Aquel 15 de diciembre terminaba su hilo en Twitter Mika con un  “el motociclismo me ha enseñado que no hay que rendirse nunca, así que no me voy a rendir para conseguir mis objetivos en la vida”. Los cifraba en “es momento de enfocarme en terminar mis estudios de ingeniería y estoy seguro que voy a poder seguir dentro del mundo del motociclismo ya sea como coach o ingeniero de pista”.

Eran tremendos los motivos por los que un piloto de solo 23 años, subcampeón del Mundo WSSP300 2018, con 3 victorias 10 podios y 5 poles en el mundial, debía tomar otro camino: “La razón de no tener moto es sencilla, todo el mundo lo sabe, si no tienes dinero, es duro pero es así, no importa el talento que tengas y es lo peor de este deporte. Siempre he tenido que demostrar en la pista que podía destacar con pocos medios y compaginando mi carrera deportiva con los estudios, pero no ha sido suficiente. Aunque he llegado más lejos de lo que me esperaba en mis inicios, creo que no he podido demostrar mi verdadero potencial y eso es lo que más me duele”.
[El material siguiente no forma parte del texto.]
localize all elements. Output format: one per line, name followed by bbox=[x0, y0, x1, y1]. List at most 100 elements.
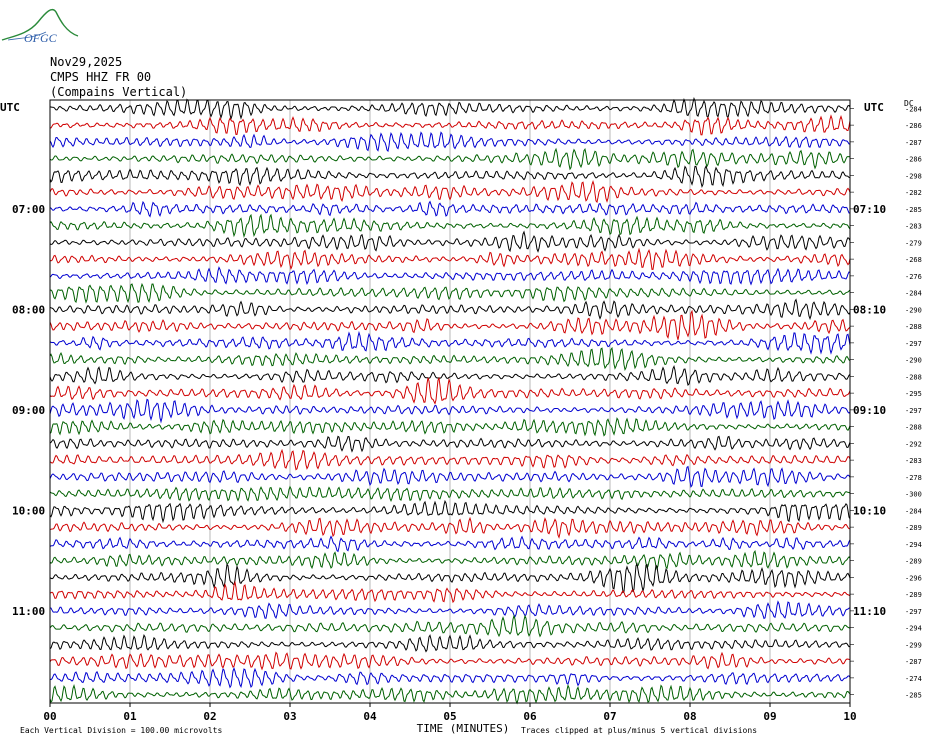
dc-offset-label: -287 bbox=[905, 139, 922, 147]
logo-mountain-icon bbox=[1, 8, 79, 41]
right-hour-label: 09:10 bbox=[853, 404, 886, 417]
dc-offset-label: -289 bbox=[905, 524, 922, 532]
dc-offset-label: -297 bbox=[905, 407, 922, 415]
left-hour-label: 09:00 bbox=[12, 404, 45, 417]
left-hour-label: 07:00 bbox=[12, 203, 45, 216]
dc-offset-label: -290 bbox=[905, 357, 922, 365]
seismic-trace-row bbox=[49, 266, 851, 286]
seismic-trace-row bbox=[49, 684, 851, 705]
dc-offset-label: -286 bbox=[905, 156, 922, 164]
dc-offset-label: -285 bbox=[905, 692, 922, 700]
seismic-trace-row bbox=[49, 600, 851, 620]
x-tick-label: 00 bbox=[43, 710, 56, 723]
seismic-trace-row bbox=[49, 580, 851, 604]
dc-offset-label: -287 bbox=[905, 658, 922, 666]
dc-offset-label: -288 bbox=[905, 323, 922, 331]
seismic-trace-row bbox=[49, 448, 851, 471]
x-tick-label: 05 bbox=[443, 710, 456, 723]
dc-offset-label: -297 bbox=[905, 608, 922, 616]
dc-offset-label: -282 bbox=[905, 189, 922, 197]
seismic-trace-row bbox=[49, 200, 851, 218]
x-tick-label: 01 bbox=[123, 710, 137, 723]
x-tick-label: 06 bbox=[523, 710, 537, 723]
x-tick-label: 03 bbox=[283, 710, 296, 723]
seismic-trace-row bbox=[49, 666, 851, 689]
seismic-trace-row bbox=[49, 298, 851, 321]
seismic-trace-row bbox=[49, 131, 851, 153]
dc-offset-label: -292 bbox=[905, 440, 922, 448]
dc-offset-label: -284 bbox=[905, 290, 922, 298]
right-hour-label: 07:10 bbox=[853, 203, 886, 216]
seismic-trace-row bbox=[49, 499, 851, 524]
dc-offset-label: -288 bbox=[905, 424, 922, 432]
dc-offset-label: -283 bbox=[905, 223, 922, 231]
dc-offset-label: -295 bbox=[905, 390, 922, 398]
right-utc-label: UTC bbox=[864, 101, 884, 114]
dc-offset-label: -294 bbox=[905, 625, 922, 633]
dc-offset-label: -289 bbox=[905, 591, 922, 599]
dc-offset-label: -276 bbox=[905, 273, 922, 281]
left-utc-label: UTC bbox=[0, 101, 20, 114]
seismic-trace-row bbox=[49, 614, 851, 638]
x-tick-label: 04 bbox=[363, 710, 377, 723]
seismic-trace-row bbox=[49, 651, 851, 671]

Ahora le llega la que califica como “la mayor oportunidad de mi vida”. Y uno de los que más ha creído en él ha sido el propio Ramon Forcada: “Demostró un talento increíble en la European Junior Cup y en el Campeonato del Mundo Supersport 300, así que sería una pena no darle la oportunidad de seguir afinando sus habilidades. Estamos muy ilusionados por ver lo que puede hacer en la categoría MotoE”.

También el gran jefe Razali explica que “Mika es otra perspectiva emocionante, un piloto joven y ambicioso, y estoy seguro de que con su experiencia en World SuperSport, puede contribuir a hacer algo especial para el equipo”.